In the Pokemon game one of the swimmer enemies describes himself as locker und gelenk. But what does it mean?
Locker, I've already found in a dictionary.
"Gelenk" may be rather rare and I would guess the person translating the game just took whatever the dictionary was suggesting without double checking.
The opposite however, "ungelenk", is commonly used both as an adverb or an adjective.
Since "ungelenk" (clumsy, clumsily moving) is not the same as "ungelenkig" (not very limber), I perceive the same difference for "gelenk" vs. "gelenkig", the latter being "limber" and the former being "agile".
Like others have already said, gelenk is synonymous with gelenkig ‘flexible, agile’ and the former is falling out of use. They are not used for different functions, e.g. adverb and adjective.
Some adjectives require the transparent word class suffix +ig in compounds, e.g. neu+ig+keit, others do not appear without it, e.g. ewig, artig. Of these, some have a tendency to incorporate that morpheme into their base form, too, e.g. gelenk+ig, whereas it’s wrong for others like *neu+ig. The reasons for this change may be manifold, from phonologic constraints to semantic disambiguation.
“Transparent” above means that words from other classes do not end in -ig (where i is not part of a diphthong ei). Prominent counter-examples are nouns Essig, Honig, Käfig, König, Pfennig and Reisig (but this list is pretty much complete) and names of all kinds like Leipzig, Grundig, Herbig, Ludwig. Let’s assume, numerals like vier+zig were adjectives.

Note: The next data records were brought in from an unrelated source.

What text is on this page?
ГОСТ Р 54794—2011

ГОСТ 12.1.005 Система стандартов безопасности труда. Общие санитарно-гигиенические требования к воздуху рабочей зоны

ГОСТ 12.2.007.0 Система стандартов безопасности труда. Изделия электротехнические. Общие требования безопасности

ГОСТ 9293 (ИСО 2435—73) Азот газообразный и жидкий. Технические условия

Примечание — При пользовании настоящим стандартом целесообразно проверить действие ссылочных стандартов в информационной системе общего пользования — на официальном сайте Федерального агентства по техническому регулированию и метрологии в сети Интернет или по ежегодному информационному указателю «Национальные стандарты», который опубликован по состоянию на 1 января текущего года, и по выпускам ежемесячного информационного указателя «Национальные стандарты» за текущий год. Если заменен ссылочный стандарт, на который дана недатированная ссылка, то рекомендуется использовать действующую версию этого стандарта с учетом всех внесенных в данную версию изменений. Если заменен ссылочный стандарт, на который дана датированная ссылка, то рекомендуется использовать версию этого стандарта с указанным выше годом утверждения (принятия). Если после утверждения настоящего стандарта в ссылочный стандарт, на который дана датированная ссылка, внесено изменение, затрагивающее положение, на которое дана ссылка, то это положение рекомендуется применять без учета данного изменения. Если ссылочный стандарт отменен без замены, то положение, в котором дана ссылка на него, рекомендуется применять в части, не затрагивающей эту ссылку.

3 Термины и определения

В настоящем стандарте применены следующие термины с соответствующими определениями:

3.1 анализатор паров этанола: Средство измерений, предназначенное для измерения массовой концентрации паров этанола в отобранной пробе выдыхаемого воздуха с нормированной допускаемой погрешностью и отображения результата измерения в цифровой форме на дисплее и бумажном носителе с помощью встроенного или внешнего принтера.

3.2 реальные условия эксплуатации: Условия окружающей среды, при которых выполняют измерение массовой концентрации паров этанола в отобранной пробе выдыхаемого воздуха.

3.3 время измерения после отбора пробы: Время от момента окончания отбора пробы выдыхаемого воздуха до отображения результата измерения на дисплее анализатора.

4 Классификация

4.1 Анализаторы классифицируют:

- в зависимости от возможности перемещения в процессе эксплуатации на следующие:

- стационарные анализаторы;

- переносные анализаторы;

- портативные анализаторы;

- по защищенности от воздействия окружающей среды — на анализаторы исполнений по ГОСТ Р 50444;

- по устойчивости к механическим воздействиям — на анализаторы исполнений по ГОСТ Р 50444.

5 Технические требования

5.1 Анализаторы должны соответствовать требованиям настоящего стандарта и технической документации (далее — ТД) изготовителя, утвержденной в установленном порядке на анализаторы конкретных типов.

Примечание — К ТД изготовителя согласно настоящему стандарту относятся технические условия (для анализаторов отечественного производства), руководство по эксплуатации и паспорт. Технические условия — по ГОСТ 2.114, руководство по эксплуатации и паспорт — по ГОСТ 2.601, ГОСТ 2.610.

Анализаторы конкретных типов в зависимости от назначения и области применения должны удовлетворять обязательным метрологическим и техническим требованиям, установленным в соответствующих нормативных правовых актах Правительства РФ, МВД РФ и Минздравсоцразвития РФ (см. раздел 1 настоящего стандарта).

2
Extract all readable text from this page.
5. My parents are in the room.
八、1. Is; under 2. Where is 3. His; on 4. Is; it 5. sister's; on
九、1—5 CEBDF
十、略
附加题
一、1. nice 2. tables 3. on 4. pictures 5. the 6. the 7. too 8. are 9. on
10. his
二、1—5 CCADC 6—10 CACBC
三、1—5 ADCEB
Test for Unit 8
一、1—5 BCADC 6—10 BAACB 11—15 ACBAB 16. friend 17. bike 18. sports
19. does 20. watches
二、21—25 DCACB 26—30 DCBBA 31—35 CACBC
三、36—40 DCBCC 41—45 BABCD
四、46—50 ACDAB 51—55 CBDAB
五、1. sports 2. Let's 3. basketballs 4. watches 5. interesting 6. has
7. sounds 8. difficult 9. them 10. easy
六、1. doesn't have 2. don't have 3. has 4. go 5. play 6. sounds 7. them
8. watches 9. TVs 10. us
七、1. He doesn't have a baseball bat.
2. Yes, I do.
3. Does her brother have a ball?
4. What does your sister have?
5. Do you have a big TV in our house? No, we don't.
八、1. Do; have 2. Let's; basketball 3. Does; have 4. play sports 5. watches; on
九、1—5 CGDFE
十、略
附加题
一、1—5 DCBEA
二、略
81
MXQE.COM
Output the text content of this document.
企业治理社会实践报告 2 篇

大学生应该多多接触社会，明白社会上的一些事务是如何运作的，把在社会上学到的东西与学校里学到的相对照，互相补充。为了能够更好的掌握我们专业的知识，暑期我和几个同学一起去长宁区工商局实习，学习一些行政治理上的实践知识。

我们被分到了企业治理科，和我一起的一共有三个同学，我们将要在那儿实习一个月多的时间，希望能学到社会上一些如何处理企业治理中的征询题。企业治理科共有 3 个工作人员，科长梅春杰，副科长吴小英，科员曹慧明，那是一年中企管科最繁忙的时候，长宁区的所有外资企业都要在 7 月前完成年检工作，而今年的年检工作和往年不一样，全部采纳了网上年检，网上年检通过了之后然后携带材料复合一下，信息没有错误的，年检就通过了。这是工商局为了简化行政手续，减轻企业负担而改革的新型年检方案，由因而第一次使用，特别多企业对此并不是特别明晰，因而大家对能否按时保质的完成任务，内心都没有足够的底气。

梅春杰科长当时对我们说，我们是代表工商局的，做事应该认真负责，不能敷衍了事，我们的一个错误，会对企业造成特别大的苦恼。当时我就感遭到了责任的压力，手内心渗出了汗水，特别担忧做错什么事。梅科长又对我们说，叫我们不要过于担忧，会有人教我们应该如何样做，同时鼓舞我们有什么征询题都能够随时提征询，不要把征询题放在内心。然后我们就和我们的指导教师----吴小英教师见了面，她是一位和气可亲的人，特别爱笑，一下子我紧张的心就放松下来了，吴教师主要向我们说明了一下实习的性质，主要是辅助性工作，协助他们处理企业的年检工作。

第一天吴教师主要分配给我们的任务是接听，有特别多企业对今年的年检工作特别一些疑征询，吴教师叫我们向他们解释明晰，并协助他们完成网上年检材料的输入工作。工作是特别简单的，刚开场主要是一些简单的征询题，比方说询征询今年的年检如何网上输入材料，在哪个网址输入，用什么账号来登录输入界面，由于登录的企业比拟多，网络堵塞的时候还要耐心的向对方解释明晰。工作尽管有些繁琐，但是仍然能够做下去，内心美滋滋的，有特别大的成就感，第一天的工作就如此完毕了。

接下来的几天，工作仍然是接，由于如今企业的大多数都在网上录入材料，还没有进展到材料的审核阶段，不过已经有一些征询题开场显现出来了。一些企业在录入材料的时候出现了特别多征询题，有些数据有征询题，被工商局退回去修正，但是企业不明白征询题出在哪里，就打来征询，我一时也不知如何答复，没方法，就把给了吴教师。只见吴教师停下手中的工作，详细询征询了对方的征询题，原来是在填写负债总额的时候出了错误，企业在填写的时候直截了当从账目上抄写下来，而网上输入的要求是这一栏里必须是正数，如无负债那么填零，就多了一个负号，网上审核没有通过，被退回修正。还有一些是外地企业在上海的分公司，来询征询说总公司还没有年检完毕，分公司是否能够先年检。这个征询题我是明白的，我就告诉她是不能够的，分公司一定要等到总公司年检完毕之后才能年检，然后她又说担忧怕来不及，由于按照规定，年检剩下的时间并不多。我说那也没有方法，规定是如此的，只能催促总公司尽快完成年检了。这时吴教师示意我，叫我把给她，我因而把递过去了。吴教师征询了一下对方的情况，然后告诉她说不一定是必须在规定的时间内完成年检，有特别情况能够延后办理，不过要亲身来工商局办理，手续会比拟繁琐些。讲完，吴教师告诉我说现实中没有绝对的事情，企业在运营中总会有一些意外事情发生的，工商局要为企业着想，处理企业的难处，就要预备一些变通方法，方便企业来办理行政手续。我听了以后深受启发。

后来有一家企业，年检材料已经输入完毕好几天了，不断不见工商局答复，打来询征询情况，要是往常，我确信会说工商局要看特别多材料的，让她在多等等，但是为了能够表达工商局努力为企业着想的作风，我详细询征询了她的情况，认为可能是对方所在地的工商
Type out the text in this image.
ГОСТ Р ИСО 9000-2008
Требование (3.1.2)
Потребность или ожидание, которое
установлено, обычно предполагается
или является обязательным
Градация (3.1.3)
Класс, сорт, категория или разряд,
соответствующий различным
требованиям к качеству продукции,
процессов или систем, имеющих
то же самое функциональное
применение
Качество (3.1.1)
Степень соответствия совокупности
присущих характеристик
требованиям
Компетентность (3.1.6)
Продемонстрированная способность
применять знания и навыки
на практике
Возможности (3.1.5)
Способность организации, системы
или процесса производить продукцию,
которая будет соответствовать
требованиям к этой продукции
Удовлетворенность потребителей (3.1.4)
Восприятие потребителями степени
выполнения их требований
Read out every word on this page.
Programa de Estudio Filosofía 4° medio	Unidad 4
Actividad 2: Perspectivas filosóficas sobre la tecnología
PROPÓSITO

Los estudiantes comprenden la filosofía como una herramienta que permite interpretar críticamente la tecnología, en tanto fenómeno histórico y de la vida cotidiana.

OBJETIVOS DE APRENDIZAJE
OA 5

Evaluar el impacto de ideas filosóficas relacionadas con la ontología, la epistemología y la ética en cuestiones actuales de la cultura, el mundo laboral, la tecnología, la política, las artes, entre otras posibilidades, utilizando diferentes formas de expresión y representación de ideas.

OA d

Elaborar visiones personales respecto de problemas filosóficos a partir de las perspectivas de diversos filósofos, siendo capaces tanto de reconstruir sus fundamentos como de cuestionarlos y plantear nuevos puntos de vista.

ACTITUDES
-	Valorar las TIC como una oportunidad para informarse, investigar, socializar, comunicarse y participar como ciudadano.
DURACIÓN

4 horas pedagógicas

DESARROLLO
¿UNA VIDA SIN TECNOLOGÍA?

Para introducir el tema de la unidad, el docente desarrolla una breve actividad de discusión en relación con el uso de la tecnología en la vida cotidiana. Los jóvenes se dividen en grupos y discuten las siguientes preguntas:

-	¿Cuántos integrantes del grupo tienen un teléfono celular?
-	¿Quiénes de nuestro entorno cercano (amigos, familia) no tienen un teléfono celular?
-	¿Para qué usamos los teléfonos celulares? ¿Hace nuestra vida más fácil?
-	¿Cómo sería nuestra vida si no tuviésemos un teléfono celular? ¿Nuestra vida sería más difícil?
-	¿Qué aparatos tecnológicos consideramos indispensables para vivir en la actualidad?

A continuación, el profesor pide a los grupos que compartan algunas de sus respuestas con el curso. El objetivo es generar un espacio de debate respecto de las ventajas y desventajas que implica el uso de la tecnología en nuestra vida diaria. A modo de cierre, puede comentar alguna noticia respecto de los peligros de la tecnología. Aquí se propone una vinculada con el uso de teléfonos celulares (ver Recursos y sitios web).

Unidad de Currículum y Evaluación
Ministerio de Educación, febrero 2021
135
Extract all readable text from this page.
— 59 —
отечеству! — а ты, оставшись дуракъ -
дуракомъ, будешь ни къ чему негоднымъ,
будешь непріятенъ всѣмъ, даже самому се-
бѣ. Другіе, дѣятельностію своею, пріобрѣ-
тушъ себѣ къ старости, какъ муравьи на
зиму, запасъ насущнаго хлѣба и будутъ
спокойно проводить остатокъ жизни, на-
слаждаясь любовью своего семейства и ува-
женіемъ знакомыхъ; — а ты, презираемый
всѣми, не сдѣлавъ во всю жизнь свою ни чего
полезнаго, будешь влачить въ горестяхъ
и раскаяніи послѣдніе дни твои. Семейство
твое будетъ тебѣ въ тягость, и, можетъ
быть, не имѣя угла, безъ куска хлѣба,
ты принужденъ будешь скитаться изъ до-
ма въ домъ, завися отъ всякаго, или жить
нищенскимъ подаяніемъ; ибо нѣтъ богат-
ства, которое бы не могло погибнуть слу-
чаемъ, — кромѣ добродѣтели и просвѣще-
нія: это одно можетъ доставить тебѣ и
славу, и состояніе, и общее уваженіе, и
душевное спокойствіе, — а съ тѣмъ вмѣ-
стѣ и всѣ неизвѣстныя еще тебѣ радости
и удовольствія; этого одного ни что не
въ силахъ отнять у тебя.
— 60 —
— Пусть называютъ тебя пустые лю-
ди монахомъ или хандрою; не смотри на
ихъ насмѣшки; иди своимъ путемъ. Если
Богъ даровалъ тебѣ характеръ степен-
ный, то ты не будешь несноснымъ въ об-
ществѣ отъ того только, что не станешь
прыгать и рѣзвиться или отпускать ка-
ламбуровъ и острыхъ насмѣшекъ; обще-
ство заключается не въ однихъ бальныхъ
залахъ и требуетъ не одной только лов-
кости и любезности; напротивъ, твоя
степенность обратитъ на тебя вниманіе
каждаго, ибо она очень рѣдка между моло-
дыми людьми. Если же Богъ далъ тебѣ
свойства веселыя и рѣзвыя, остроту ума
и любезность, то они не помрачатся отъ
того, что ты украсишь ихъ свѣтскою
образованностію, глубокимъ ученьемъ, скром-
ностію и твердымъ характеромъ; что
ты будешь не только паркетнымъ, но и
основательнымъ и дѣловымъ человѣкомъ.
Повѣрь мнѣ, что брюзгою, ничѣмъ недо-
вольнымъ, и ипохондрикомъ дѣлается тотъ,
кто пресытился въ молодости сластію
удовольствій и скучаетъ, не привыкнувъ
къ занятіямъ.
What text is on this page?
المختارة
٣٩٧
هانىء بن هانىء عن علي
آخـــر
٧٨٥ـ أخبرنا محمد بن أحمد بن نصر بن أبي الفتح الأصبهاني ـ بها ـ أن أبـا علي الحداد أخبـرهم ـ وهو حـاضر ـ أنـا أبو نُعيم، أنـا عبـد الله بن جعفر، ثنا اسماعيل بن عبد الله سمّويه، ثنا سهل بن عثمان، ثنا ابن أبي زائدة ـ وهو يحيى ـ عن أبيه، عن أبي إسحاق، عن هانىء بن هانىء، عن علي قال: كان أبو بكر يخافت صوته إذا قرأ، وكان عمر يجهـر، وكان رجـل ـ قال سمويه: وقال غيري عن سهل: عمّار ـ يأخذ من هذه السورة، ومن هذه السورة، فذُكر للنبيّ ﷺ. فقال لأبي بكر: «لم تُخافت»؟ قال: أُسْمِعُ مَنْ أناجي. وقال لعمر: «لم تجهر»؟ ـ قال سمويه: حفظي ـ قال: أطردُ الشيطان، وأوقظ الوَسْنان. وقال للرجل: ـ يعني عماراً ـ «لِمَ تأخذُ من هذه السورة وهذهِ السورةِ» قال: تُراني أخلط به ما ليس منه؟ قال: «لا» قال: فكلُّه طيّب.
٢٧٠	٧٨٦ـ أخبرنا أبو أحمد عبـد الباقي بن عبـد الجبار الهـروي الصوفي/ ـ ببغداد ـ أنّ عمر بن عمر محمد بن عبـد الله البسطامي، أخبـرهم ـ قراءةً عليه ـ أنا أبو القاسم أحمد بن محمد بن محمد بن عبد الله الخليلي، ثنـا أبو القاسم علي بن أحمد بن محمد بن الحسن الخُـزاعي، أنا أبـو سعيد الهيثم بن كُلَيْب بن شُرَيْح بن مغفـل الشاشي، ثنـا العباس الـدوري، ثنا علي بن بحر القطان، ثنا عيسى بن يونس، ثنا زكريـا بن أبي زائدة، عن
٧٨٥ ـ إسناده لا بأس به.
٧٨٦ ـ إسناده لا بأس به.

There are also about 100 verbs that end in +ig+en and therefore could have an inflective, imperative or schwa-apocopic form with -ig at the end; they’re usually derivates of adjectives or nouns, and most also include a prefix like be+, er+ or ver+.
“Adjective” is used in a loose sense above, because it may include adverbs and pronouns, cf. wenig+ and einig+. So +ig is restricted to words that can inflect in a common way: differentiated by gender.